Since withdrawals in excess of the 25% tax-free cash available from a pension pot will be subject to tax at the investor’s highest marginal rate, most investments would be funded by the tax-free cash. In many cases this would be more than sufficient for a property purchase. But there are snags.
First, there are costs involved. Putting aside the hassle of dealing with tenants and repairs, stamp duty will be payable on the purchase and capital gains tax on a sale.
Secondly, having a buy-to-let property in addition to one’s home could represent a risky commitment to a single asset class, namely the unpredictable property market.
Third, property investment is illiquid, and it could prove difficult to sell the investment in the event of an unexpected need for cash.
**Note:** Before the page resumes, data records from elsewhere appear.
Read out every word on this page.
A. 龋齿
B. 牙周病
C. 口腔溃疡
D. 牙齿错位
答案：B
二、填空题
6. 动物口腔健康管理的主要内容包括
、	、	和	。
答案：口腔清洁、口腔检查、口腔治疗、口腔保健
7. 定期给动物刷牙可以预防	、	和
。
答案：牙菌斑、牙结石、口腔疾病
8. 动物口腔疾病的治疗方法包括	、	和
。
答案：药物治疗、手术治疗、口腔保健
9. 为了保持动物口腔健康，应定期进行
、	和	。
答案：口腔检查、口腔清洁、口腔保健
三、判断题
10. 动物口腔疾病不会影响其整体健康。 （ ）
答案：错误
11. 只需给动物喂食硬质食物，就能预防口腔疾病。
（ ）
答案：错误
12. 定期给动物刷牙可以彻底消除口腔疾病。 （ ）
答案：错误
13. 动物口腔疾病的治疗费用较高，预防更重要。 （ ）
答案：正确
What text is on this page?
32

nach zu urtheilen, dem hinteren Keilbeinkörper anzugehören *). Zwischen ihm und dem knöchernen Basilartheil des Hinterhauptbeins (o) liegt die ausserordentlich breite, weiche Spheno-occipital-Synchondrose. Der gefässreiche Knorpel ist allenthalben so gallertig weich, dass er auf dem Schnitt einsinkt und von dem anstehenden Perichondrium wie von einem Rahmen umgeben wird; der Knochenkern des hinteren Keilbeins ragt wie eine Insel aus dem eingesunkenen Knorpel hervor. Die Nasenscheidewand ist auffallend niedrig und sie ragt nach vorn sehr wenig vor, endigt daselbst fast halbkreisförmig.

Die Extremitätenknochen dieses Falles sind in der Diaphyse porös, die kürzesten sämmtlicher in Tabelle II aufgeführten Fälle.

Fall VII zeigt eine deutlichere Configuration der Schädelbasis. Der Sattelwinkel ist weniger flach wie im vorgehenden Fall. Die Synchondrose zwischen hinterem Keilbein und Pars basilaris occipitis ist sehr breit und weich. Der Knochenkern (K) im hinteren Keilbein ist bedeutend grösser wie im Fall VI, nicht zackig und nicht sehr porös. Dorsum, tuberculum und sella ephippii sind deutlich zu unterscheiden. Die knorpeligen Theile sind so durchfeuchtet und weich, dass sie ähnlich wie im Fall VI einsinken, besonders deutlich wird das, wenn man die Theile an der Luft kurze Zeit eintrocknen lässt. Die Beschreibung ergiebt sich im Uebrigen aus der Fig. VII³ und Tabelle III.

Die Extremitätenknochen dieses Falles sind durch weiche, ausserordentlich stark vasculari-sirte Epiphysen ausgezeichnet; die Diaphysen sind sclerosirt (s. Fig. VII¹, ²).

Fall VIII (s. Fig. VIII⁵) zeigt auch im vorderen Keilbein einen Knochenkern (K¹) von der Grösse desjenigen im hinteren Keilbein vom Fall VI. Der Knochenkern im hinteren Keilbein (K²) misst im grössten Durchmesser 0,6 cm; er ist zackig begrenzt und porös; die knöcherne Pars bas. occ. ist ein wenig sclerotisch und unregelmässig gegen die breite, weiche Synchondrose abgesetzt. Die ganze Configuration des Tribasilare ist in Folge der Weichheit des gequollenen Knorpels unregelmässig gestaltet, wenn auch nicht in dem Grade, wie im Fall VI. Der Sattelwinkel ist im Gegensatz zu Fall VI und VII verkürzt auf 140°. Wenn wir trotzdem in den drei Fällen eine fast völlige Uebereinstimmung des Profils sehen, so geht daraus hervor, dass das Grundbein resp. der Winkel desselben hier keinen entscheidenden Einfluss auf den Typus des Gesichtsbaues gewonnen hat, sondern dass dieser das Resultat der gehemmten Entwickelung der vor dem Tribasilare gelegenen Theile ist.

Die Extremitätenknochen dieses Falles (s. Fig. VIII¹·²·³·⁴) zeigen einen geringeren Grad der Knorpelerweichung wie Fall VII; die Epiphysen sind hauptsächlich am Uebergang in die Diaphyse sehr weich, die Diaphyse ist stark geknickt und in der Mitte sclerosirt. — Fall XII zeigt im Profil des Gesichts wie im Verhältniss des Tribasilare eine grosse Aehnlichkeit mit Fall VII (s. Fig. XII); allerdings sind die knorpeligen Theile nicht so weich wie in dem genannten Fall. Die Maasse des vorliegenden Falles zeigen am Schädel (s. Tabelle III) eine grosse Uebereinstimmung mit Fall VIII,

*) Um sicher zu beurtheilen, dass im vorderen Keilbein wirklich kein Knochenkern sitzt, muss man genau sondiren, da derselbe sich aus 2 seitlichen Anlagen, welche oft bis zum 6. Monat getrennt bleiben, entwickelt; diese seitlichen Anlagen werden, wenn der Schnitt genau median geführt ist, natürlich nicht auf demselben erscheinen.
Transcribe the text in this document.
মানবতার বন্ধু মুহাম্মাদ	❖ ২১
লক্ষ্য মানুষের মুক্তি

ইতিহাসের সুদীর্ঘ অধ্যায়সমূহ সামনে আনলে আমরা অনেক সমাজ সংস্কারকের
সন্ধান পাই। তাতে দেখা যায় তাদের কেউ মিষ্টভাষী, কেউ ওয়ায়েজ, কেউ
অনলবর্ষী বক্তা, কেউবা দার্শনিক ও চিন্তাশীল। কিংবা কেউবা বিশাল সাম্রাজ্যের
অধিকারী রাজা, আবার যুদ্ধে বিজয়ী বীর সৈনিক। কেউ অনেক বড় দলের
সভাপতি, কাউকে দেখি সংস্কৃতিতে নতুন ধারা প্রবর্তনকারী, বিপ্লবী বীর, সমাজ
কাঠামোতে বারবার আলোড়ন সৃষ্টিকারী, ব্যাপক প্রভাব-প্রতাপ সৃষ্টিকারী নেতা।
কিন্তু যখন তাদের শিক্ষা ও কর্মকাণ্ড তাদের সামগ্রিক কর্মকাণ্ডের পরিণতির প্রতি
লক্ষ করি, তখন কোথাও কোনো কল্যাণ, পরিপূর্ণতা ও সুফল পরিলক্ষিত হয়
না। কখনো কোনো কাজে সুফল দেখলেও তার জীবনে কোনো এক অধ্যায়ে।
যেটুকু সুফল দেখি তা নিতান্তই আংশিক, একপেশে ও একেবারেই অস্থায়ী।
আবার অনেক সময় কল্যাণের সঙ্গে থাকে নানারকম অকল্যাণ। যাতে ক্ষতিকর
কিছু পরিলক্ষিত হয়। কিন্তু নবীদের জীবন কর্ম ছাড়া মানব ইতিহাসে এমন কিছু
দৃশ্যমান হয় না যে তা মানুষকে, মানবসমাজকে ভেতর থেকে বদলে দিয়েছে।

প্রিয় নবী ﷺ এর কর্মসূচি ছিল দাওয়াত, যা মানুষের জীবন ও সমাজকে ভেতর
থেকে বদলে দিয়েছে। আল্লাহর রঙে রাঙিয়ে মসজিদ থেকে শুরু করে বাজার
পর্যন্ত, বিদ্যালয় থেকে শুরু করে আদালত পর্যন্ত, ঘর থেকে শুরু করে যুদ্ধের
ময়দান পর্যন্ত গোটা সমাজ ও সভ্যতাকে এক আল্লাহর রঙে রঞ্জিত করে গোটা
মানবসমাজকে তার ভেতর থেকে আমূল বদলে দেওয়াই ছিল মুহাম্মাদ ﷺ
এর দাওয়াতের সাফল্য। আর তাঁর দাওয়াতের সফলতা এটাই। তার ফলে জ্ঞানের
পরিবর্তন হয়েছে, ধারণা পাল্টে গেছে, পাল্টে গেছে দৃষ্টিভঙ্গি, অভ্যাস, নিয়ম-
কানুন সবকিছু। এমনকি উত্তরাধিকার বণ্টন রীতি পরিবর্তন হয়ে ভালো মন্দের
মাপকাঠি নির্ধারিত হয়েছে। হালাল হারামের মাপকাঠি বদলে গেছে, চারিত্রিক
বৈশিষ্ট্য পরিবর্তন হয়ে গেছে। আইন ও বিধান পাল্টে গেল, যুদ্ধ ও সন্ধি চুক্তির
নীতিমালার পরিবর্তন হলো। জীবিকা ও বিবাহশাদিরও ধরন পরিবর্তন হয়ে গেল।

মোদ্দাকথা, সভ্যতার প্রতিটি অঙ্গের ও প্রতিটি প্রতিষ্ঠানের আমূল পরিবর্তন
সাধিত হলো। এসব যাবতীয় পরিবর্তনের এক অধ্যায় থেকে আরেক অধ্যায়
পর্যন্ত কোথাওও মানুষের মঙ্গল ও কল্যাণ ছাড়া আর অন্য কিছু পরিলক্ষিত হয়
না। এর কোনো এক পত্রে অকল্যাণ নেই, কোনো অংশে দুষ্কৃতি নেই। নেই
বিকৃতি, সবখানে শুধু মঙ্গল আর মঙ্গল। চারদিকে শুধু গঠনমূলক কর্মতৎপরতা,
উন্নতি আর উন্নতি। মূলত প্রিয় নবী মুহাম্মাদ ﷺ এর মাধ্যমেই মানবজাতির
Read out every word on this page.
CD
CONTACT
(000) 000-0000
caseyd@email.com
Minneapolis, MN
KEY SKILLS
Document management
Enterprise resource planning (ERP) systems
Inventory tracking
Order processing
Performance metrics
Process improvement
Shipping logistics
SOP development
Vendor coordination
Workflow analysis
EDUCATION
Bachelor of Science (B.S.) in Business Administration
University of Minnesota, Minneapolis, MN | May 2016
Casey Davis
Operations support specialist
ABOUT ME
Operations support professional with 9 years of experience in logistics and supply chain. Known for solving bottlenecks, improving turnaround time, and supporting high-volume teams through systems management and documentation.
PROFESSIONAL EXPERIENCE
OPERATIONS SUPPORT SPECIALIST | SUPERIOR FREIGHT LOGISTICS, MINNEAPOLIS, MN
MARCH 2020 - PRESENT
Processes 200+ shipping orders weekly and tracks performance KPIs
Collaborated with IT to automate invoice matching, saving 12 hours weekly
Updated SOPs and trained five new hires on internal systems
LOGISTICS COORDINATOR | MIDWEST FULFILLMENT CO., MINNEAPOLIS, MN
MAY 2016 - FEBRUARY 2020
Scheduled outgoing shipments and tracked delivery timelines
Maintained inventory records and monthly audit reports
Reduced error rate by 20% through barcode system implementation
Fourth, if the purchase involves any borrowing, it would be unwise to base financial calculations on current interest rates. At some point in the future they are bound to rise.
Finally, there is the political risk. The housing shortage benefits landlords but penalises tenants, mostly young people, and this situation is being supported by the Government, which pays out housing benefit of around £9.5 billion every year and relieves landlords of some £5.6 billion in tax. This situation might not be permitted to continue.
The housing shortage might be addressed by an acceleration in the building of new homes, which would cause rents to fall. Equally, the demand for rental accommodation would fall if the UK were to leave the European Union and East European renters were to leave the UK.
Buy-to-let can be a good investment, however serious consideration should be given before using pension savings.